Two DC Circuit judges, Sri Srinivasan and Harry Edwards, heard oral arguments in the American Civil Liberties Union’s appeal of an unfavorable lower court ruling. The third seat for the proceeding was empty, due to Judge Merrick Garland’s nomination to the Supreme Court one day earlier.
Srinivasan, long thought to be a frontrunner for the appointment that went to Garland, led the bench’s inquiry, but gave little away to court prognosticators trying to predict the outcome of the case.
The case comes after the US government released an abridged 499-page executive summary containing substantial redactions in 2014. The executive summary, including only information on practices deemed least likely to incense Middle East allies and the international community, included shocking accounts of week-long sleep deprivation, waterboarding, and "rectal feeding."
The question before the judges in the case is whether the full report is a FOIA-eligible "agency record," something that plaintiffs say it became once the report was sent to the CIA and other federal agencies. The lower court, however, ruled that the report is a congressional record, barred from FOIA requests.
The ACLU not only argued law in the case, but made a plea that the full document should be released to advance the public good, that the document would complete the history of US torture practices and ensure that the country never again engages in the practice.

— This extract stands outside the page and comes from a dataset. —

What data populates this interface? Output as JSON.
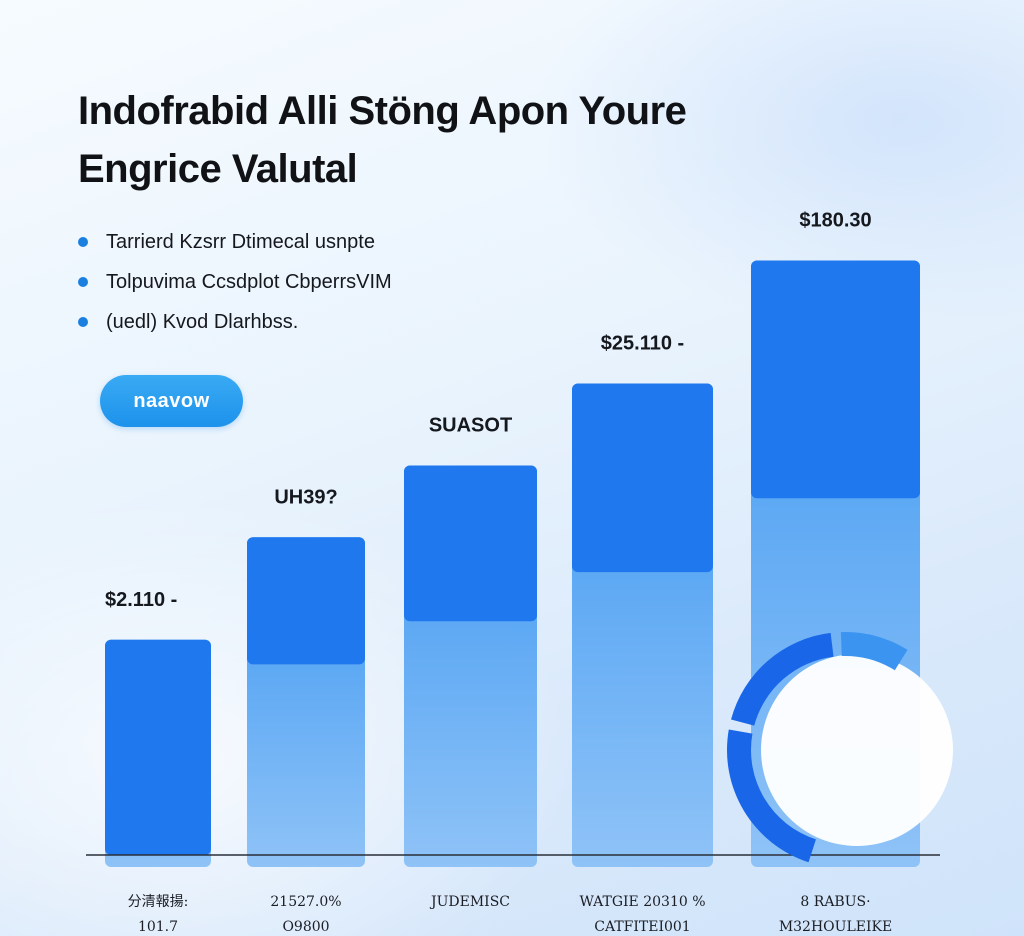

Judge Harry Edwards expressed skepticism at a novel legal theory put forth by the ACLU claiming that Congress failed to assert control over the file when it delivered a copy to the CIA, noting that in a 2009 conversation with the CIA the Senate committee was "very clear" about claiming authority over the report.

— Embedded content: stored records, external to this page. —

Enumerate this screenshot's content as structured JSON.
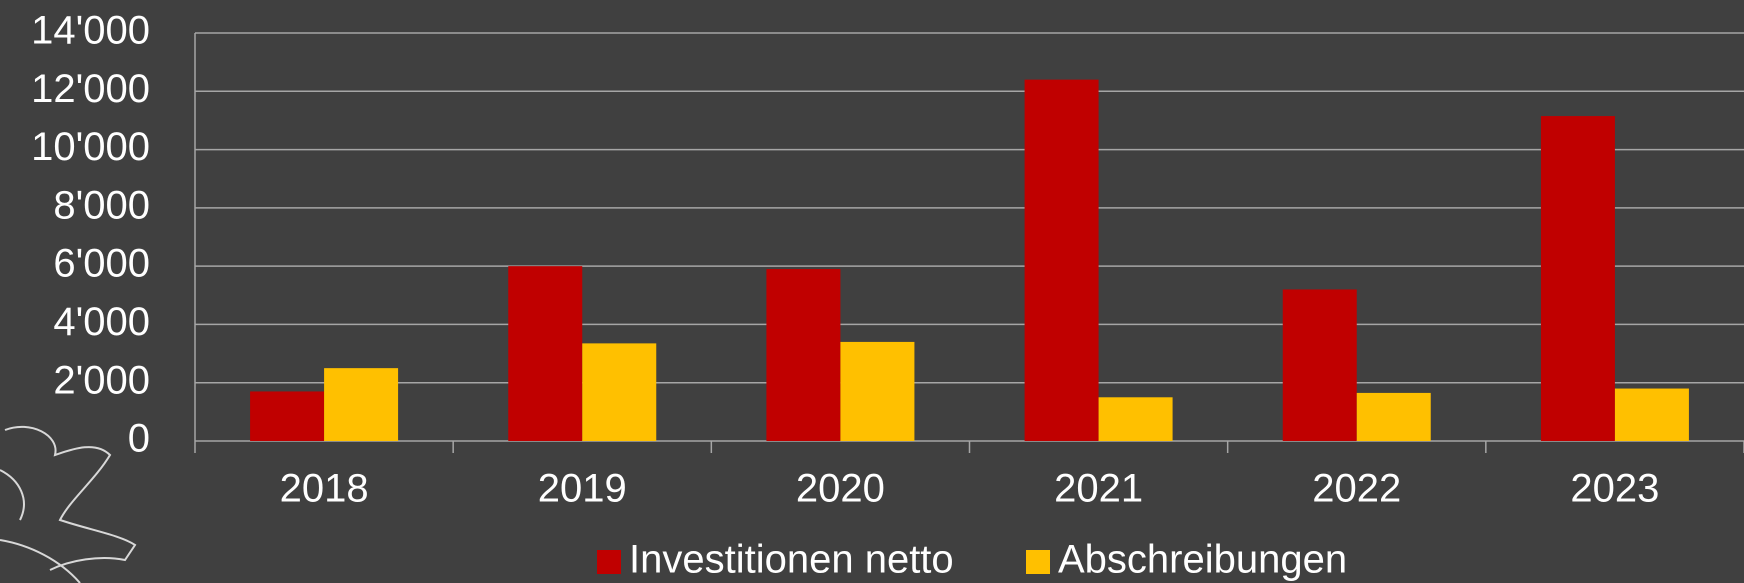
{
  "chart_data": {
    "type": "bar",
    "categories": [
      "2018",
      "2019",
      "2020",
      "2021",
      "2022",
      "2023"
    ],
    "series": [
      {
        "name": "Investitionen netto",
        "color": "#c00000",
        "values": [
          1700,
          6000,
          5900,
          12400,
          5200,
          11150
        ]
      },
      {
        "name": "Abschreibungen",
        "color": "#ffc000",
        "values": [
          2500,
          3350,
          3400,
          1500,
          1650,
          1800
        ]
      }
    ],
    "ylim": [
      0,
      14000
    ],
    "yticks": [
      0,
      {
        "value": 2000,
        "label": "2'000"
      },
      {
        "value": 4000,
        "label": "4'000"
      },
      {
        "value": 6000,
        "label": "6'000"
      },
      {
        "value": 8000,
        "label": "8'000"
      },
      {
        "value": 10000,
        "label": "10'000"
      },
      {
        "value": 12000,
        "label": "12'000"
      },
      {
        "value": 14000,
        "label": "14'000"
      }
    ],
    "grid": true,
    "legend": "bottom"
  }
}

However, the judge no longer on the bench, Supreme Court nominee Merrick Garland, may have already ultimately decided the outcome of the case. During oral arguments, Justice Department attorney Thomas Pulham cited a 2013 opinion by Garland that White House visitor logs do not become "agency records" subject to FOIA when they are stored by agencies subject to an FOIA.
Despite the odds, the ACLU remains optimistic that the full record of the CIA’s "torture, lies, and misrepresentation to Congress, the courts, the American public and the media will come to light."